The capital Belgrade on the banks of river Danube remains home to inventor Nikola Tesla. The city also houses major vestiges of Communist era architecture and the Belgrade fortress that hosted the Roman, Byzantine and Ottoman empires. It is not just the vibrant Belgrade with her pulsating nightlife that signifies Serbia, but cities such as Novi Sad, Niš and Zemun are no less captivating. Lepenski Vir, Gamzigrad, and Studenicva have history interwoven into them, while nature lovers can get their fill at the National Parks, Zaovine,or even in the caves of Resavska Pećina.

Montenegro

Budva, Bay of Kotor, Sveti Stevan, all these crowd the Adriatic coastline of Montenegro and are absolute wonders and a far cry from the comparatively placid capital Sarajevo. Budva is the party capital of the Balkans and the nightlife here is eclectic.

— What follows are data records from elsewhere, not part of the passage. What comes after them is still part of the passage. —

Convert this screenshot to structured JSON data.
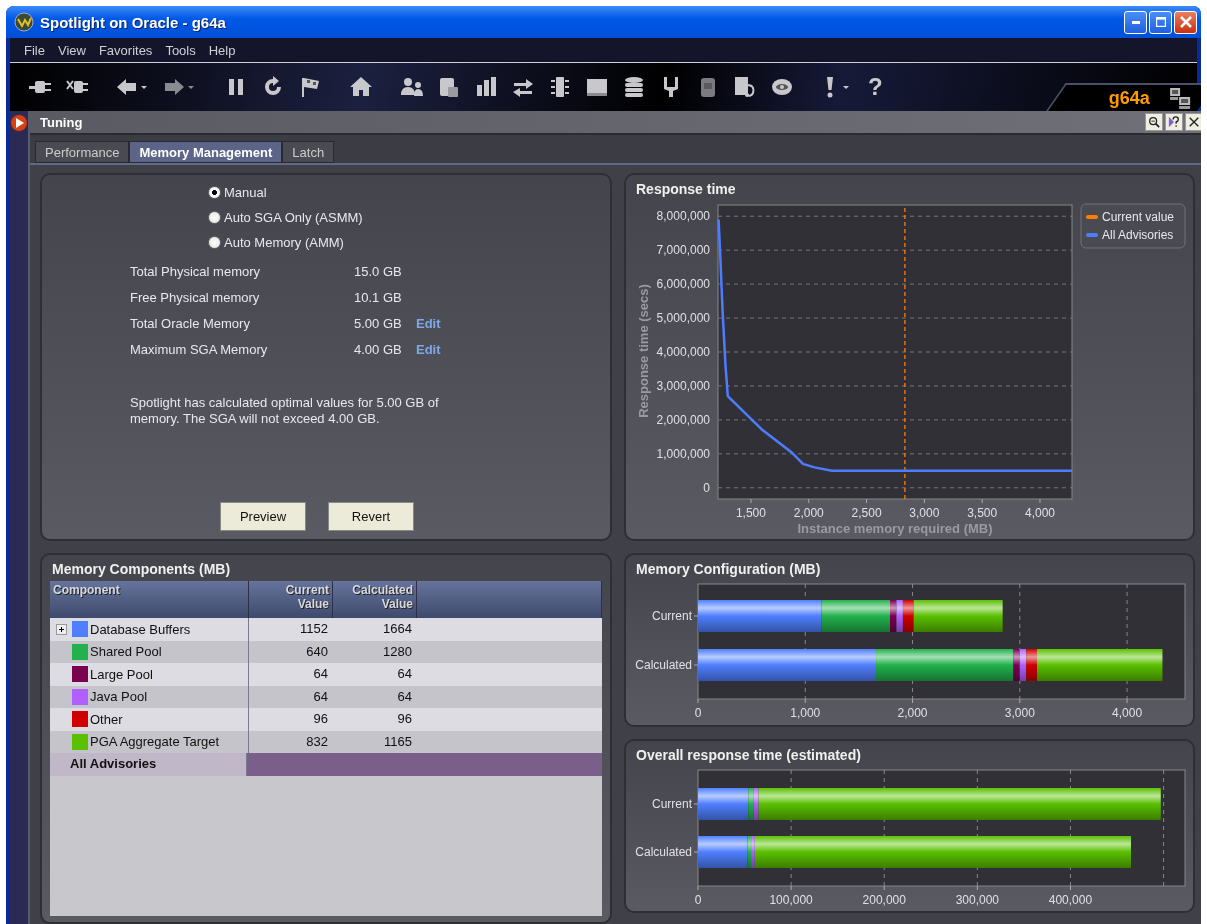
{
  "window": {
    "title": "Spotlight on Oracle - g64a"
  },
  "menu": [
    "File",
    "View",
    "Favorites",
    "Tools",
    "Help"
  ],
  "toolbar": {
    "help_glyph": "?",
    "connection": "g64a"
  },
  "panel": {
    "title": "Tuning"
  },
  "tabs": [
    {
      "label": "Performance",
      "selected": false
    },
    {
      "label": "Memory Management",
      "selected": true
    },
    {
      "label": "Latch",
      "selected": false
    }
  ],
  "modes": [
    {
      "label": "Manual",
      "selected": true
    },
    {
      "label": "Auto SGA Only (ASMM)",
      "selected": false
    },
    {
      "label": "Auto Memory (AMM)",
      "selected": false
    }
  ],
  "memory_info": [
    {
      "label": "Total Physical memory",
      "value": "15.0 GB"
    },
    {
      "label": "Free Physical memory",
      "value": "10.1 GB"
    },
    {
      "label": "Total Oracle Memory",
      "value": "5.00 GB",
      "link": "Edit"
    },
    {
      "label": "Maximum SGA Memory",
      "value": "4.00 GB",
      "link": "Edit"
    }
  ],
  "message": "Spotlight has calculated optimal values for 5.00 GB of memory. The SGA will not exceed 4.00 GB.",
  "buttons": [
    "Preview",
    "Revert"
  ],
  "components": {
    "title": "Memory Components (MB)",
    "columns": [
      "Component",
      "Current Value",
      "Calculated Value"
    ],
    "rows": [
      {
        "name": "Database Buffers",
        "color": "#4f7fff",
        "current": "1152",
        "calculated": "1664",
        "expandable": true
      },
      {
        "name": "Shared Pool",
        "color": "#22b14c",
        "current": "640",
        "calculated": "1280",
        "expandable": false
      },
      {
        "name": "Large Pool",
        "color": "#7a0050",
        "current": "64",
        "calculated": "64",
        "expandable": false
      },
      {
        "name": "Java Pool",
        "color": "#b060ff",
        "current": "64",
        "calculated": "64",
        "expandable": false
      },
      {
        "name": "Other",
        "color": "#d00000",
        "current": "96",
        "calculated": "96",
        "expandable": false
      },
      {
        "name": "PGA Aggregate Target",
        "color": "#5ac000",
        "current": "832",
        "calculated": "1165",
        "expandable": false
      }
    ],
    "total_row": "All Advisories"
  },
  "response_time": {
    "chart_data": {
      "type": "line",
      "title": "Response time",
      "grid": true,
      "legend": true,
      "xlabel": "Instance memory required (MB)",
      "ylabel": "Response time (secs)",
      "xlim": [
        1215,
        4277
      ],
      "ylim": [
        -330000,
        8330000
      ],
      "xticks": [
        {
          "value": 1500,
          "label": "1,500"
        },
        {
          "value": 2000,
          "label": "2,000"
        },
        {
          "value": 2500,
          "label": "2,500"
        },
        {
          "value": 3000,
          "label": "3,000"
        },
        {
          "value": 3500,
          "label": "3,500"
        },
        {
          "value": 4000,
          "label": "4,000"
        }
      ],
      "yticks": [
        {
          "value": 0,
          "label": "0"
        },
        {
          "value": 1000000,
          "label": "1,000,000"
        },
        {
          "value": 2000000,
          "label": "2,000,000"
        },
        {
          "value": 3000000,
          "label": "3,000,000"
        },
        {
          "value": 4000000,
          "label": "4,000,000"
        },
        {
          "value": 5000000,
          "label": "5,000,000"
        },
        {
          "value": 6000000,
          "label": "6,000,000"
        },
        {
          "value": 7000000,
          "label": "7,000,000"
        },
        {
          "value": 8000000,
          "label": "8,000,000"
        }
      ],
      "series": [
        {
          "name": "Current value",
          "color": "#ff7f00",
          "line_style": "dashed",
          "x": [
            2832,
            2832
          ],
          "values": [
            -330000,
            8330000
          ]
        },
        {
          "name": "All Advisories",
          "color": "#4d7cff",
          "line_style": "solid",
          "x": [
            1220,
            1235,
            1255,
            1280,
            1300,
            1600,
            1850,
            1950,
            2050,
            2200,
            4277
          ],
          "values": [
            7900000,
            6800000,
            5200000,
            3600000,
            2700000,
            1700000,
            1050000,
            700000,
            600000,
            500000,
            500000
          ]
        }
      ]
    }
  },
  "memory_configuration": {
    "chart_data": {
      "type": "bar",
      "orientation": "horizontal",
      "stacked": true,
      "grid": true,
      "title": "Memory Configuration (MB)",
      "categories": [
        "Current",
        "Calculated"
      ],
      "xlim": [
        0,
        4540
      ],
      "xticks": [
        {
          "value": 0,
          "label": "0"
        },
        {
          "value": 1000,
          "label": "1,000"
        },
        {
          "value": 2000,
          "label": "2,000"
        },
        {
          "value": 3000,
          "label": "3,000"
        },
        {
          "value": 4000,
          "label": "4,000"
        }
      ],
      "series": [
        {
          "color": "#4f7fff",
          "values": [
            1150,
            1660
          ]
        },
        {
          "color": "#22b14c",
          "values": [
            640,
            1280
          ]
        },
        {
          "color": "#7a0050",
          "values": [
            60,
            60
          ]
        },
        {
          "color": "#b060ff",
          "values": [
            60,
            60
          ]
        },
        {
          "color": "#d00000",
          "values": [
            100,
            100
          ]
        },
        {
          "color": "#5ac000",
          "values": [
            830,
            1170
          ]
        }
      ]
    }
  },
  "overall_response": {
    "chart_data": {
      "type": "bar",
      "orientation": "horizontal",
      "stacked": true,
      "grid": true,
      "title": "Overall response time (estimated)",
      "categories": [
        "Current",
        "Calculated"
      ],
      "xlim": [
        0,
        523000
      ],
      "xticks": [
        {
          "value": 0,
          "label": "0"
        },
        {
          "value": 100000,
          "label": "100,000"
        },
        {
          "value": 200000,
          "label": "200,000"
        },
        {
          "value": 300000,
          "label": "300,000"
        },
        {
          "value": 400000,
          "label": "400,000"
        }
      ],
      "series": [
        {
          "color": "#4f7fff",
          "values": [
            54000,
            53000
          ]
        },
        {
          "color": "#22b14c",
          "values": [
            6000,
            4000
          ]
        },
        {
          "color": "#b060ff",
          "values": [
            5000,
            4000
          ]
        },
        {
          "color": "#5ac000",
          "values": [
            432000,
            404000
          ]
        }
      ]
    }
  }
}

The Venetian-built stone walls around the medieval town of Stari Grad are amazing to wander around and the beaches are exciting. Just a few miles away is the small islet of Sveti Stefan. Once a playground of the rich, it is an exclusive property of the Russians now. The Bay of Kotor will keep you hunting for superlatives. The Bay has apparently been inhabited since antiquity and spending a few days to explore the area is simply delightful.

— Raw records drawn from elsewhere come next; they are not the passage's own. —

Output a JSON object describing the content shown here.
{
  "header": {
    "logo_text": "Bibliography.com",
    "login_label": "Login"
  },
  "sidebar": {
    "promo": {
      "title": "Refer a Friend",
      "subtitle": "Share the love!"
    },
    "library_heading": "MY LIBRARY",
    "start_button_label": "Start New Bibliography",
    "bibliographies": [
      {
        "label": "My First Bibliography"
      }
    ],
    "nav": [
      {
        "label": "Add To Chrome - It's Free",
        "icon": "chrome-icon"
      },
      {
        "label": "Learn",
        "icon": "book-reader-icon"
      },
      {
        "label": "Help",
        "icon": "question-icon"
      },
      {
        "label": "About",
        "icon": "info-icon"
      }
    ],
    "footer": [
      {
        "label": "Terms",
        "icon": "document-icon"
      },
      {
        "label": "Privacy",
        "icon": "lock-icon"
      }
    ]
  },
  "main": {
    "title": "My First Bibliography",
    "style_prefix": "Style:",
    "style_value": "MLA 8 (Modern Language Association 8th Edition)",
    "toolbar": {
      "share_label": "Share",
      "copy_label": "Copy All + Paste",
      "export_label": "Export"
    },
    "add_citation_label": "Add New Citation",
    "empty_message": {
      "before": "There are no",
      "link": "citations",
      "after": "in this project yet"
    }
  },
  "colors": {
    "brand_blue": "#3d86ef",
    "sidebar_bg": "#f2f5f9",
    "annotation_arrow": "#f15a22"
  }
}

Kosovo, Macedonia, and Slovenia

Kosovo is still licking its birth wounds and though it has incredible trekking spots in the Sharr and Kapaonik mountains, it is yet to develop its latent tourism potential.Macedonia’s biggest attraction is Lake Ohrid in the south. Capital Skopje is a charming, neat city with a Grand Old Bazaar quarter and Ottoman houses-turned-museums,including the National gallery of Macedonia, which was a Turkish bathhouse many centuries ago.

Slovenia is a heaven for ski enthusiasts. The Julian Alps are home to many ski towns such as Vogel, Kranjska Gora or Kanin. They are easy to access and the pistes are rather uncrowded. But that does not diminish the beauty of the church-topped isle of Lake Bled or the medieval castles in Ljubljana, where architecture is an eclectic mix of baroque and modern.

*With a transit in Dubai, Fly Dubai, flies from Muscat to all the major cities in the Western Balkans. Flying time is about 8 hours, with a lay over of an hour or two included.